Dear Nachiket-
Sorry for the slow reply. I think this strange behavior results from the fact that your data violate the assumption of the Brownian motion model. Basically, you are modeling a discrete character with a model for continuous data. Because you have huge areas of your tree with the same character state (1), the maximum likelihood estimate of all the Brownian motion parameters basically goes to 0, and likelihood across the tree continues to increase. It's like this: imagine you have a single branch on your tree, where you have state 1 at the ancestral node, and state 1 at a descendant node. This is a change in phenotype of 0, and you could make your likelihood (in principle) arbitrarily large by causing the Brownian rate parameter to go to zero on that branch.
Normally, this doesn't happen, because there is enough variation in phenotypes across the tree with most continuous data that the rate parameter is forced to be large enough to accommodate phenotypic change.

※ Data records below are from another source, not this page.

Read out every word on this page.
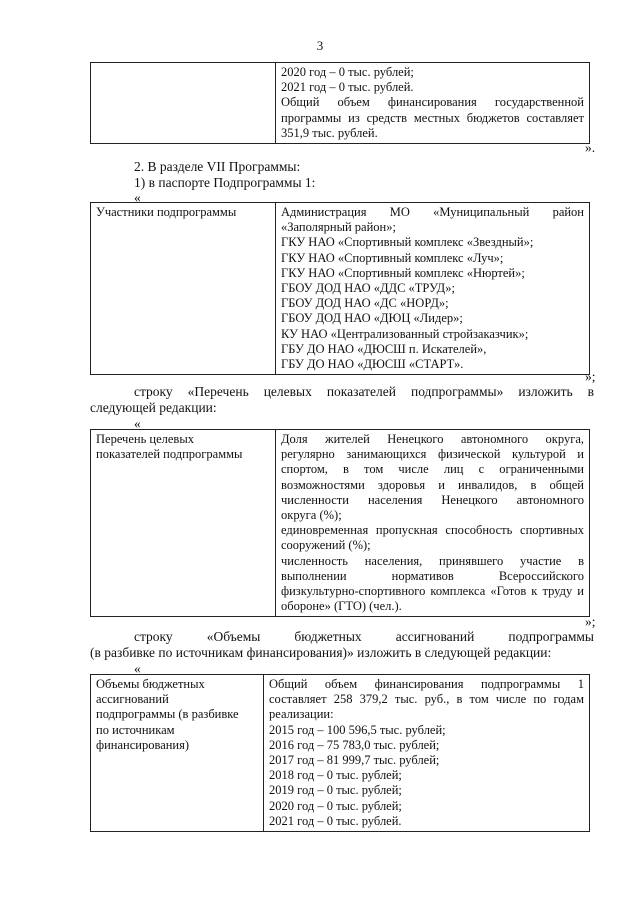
3

2020 год – 0 тыс. рублей;
2021 год – 0 тыс. рублей.
Общий объем финансирования государственной
программы из средств местных бюджетов составляет
351,9 тыс. рублей.
».
2. В разделе VII Программы:
1) в паспорте Подпрограммы 1:
«
Участники подпрограммы	Администрация МО «Муниципальный район
«Заполярный район»;
ГКУ НАО «Спортивный комплекс «Звездный»;
ГКУ НАО «Спортивный комплекс «Луч»;
ГКУ НАО «Спортивный комплекс «Нюртей»;
ГБОУ ДОД НАО «ДДС «ТРУД»;
ГБОУ ДОД НАО «ДС «НОРД»;
ГБОУ ДОД НАО «ДЮЦ «Лидер»;
КУ НАО «Централизованный стройзаказчик»;
ГБУ ДО НАО «ДЮСШ п. Искателей»,
ГБУ ДО НАО «ДЮСШ «СТАРТ».
»;
строку «Перечень целевых показателей подпрограммы» изложить в
следующей редакции:
«
Перечень целевых
показателей подпрограммы

Доля жителей Ненецкого автономного округа,
регулярно занимающихся физической культурой и
спортом, в том числе лиц с ограниченными
возможностями здоровья и инвалидов, в общей
численности населения Ненецкого автономного
округа (%);
единовременная пропускная способность спортивных
сооружений (%);
численность населения, принявшего участие в
выполнении нормативов Всероссийского
физкультурно-спортивного комплекса «Готов к труду и
обороне» (ГТО) (чел.).
»;
строку «Объемы бюджетных ассигнований подпрограммы
(в разбивке по источникам финансирования)» изложить в следующей редакции:
«
Объемы бюджетных
ассигнований
подпрограммы (в разбивке
по источникам
финансирования)

Общий объем финансирования подпрограммы 1
составляет 258 379,2 тыс. руб., в том числе по годам
реализации:
2015 год – 100 596,5 тыс. рублей;
2016 год – 75 783,0 тыс. рублей;
2017 год – 81 999,7 тыс. рублей;
2018 год – 0 тыс. рублей;
2019 год – 0 тыс. рублей;
2020 год – 0 тыс. рублей;
2021 год – 0 тыс. рублей.
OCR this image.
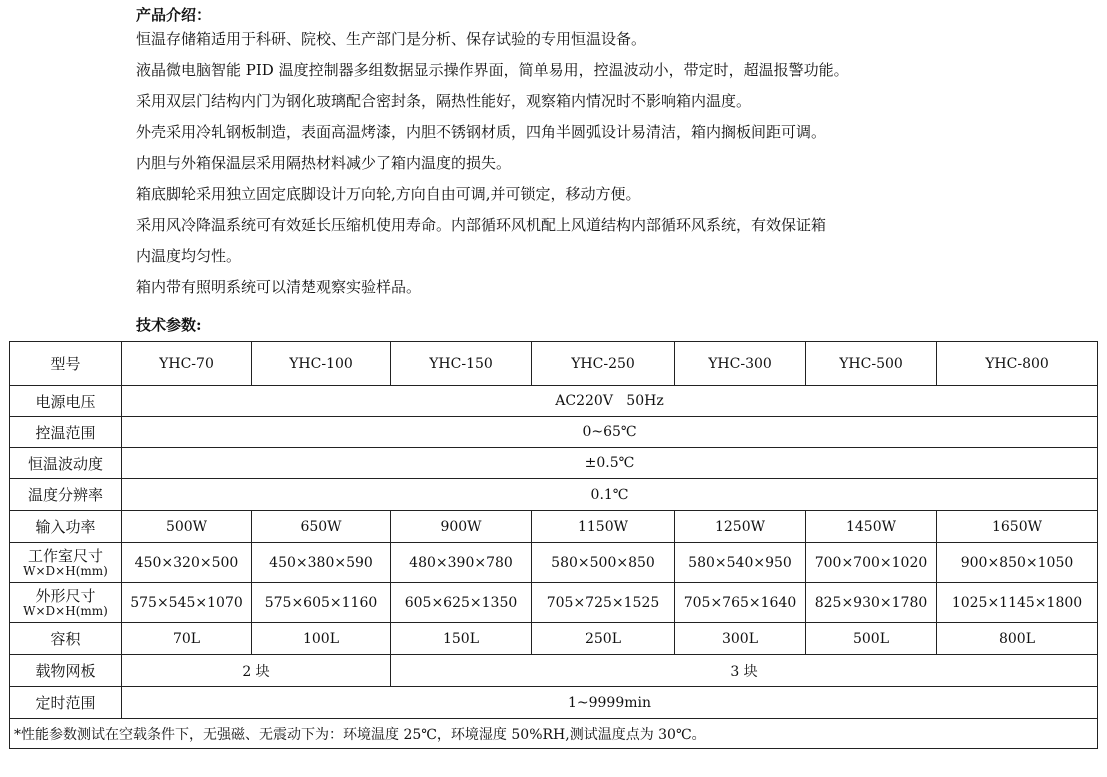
产品介绍：
恒温存储箱适用于科研、院校、生产部门是分析、保存试验的专用恒温设备。
液晶微电脑智能 PID 温度控制器多组数据显示操作界面，简单易用，控温波动小，带定时，超温报警功能。
采用双层门结构内门为钢化玻璃配合密封条，隔热性能好，观察箱内情况时不影响箱内温度。
外壳采用冷轧钢板制造，表面高温烤漆，内胆不锈钢材质，四角半圆弧设计易清洁，箱内搁板间距可调。
内胆与外箱保温层采用隔热材料减少了箱内温度的损失。
箱底脚轮采用独立固定底脚设计万向轮,方向自由可调,并可锁定，移动方便。
采用风冷降温系统可有效延长压缩机使用寿命。内部循环风机配上风道结构内部循环风系统，有效保证箱
内温度均匀性。
箱内带有照明系统可以清楚观察实验样品。
技术参数:
型号	YHC-70	YHC-100	YHC-150	YHC-250	YHC-300	YHC-500	YHC-800
电源电压	AC220V   50Hz						
控温范围	0~65℃						
恒温波动度	±0.5℃						
温度分辨率	0.1℃						
输入功率	500W	650W	900W	1150W	1250W	1450W	1650W
工作室尺寸
W×D×H(mm)	450×320×500	450×380×590	480×390×780	580×500×850	580×540×950	700×700×1020	900×850×1050
外形尺寸
W×D×H(mm)	575×545×1070	575×605×1160	605×625×1350	705×725×1525	705×765×1640	825×930×1780	1025×1145×1800
容积	70L	100L	150L	250L	300L	500L	800L
载物网板	2 块		3 块				
定时范围	1~9999min						
*性能参数测试在空载条件下，无强磁、无震动下为：环境温度 25℃，环境湿度 50%RH,测试温度点为 30℃。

In your case, you have maybe 1000 or more branches where there is probably a change in 0 of phenotype. So BAMM tries to put a rate of 0 on those branches, and the closer that rate gets to (and the smaller the phenotypic change), the higher the likelihood.
My impression is that BAMM is actually doing pretty well - it's finding the best model for your data, but your data are just pretty strange.
If I'm right, you should be able to improve performance by adding some random noise to each data point. Your data are integers. So, I suggest making them "quasi-continuous".
Take your data vector, and to each element, add a small random number, from a uniform distribution. if xx is a vector of your integer-valued data, do:
xx <- runif(length(xx), min = -0.25, max = 0.25)
and you'll fuzz your data a bit. I expect BAMM will do much better after this.
If your data are unordered (e.g., 1 is no more similar to 2 than it is to 5), then everything I wrote above does not apply, and you can't use BAMM on these data (yet).
Not everyone is likely to agree with this approximation, though I think it can be a reasonable solution to an otherwise difficult problem, as long as you are explicit about what you've done. You can try different amounts of noise and see if it matters, but I expect that your qualitative results will not change too much.
~Dan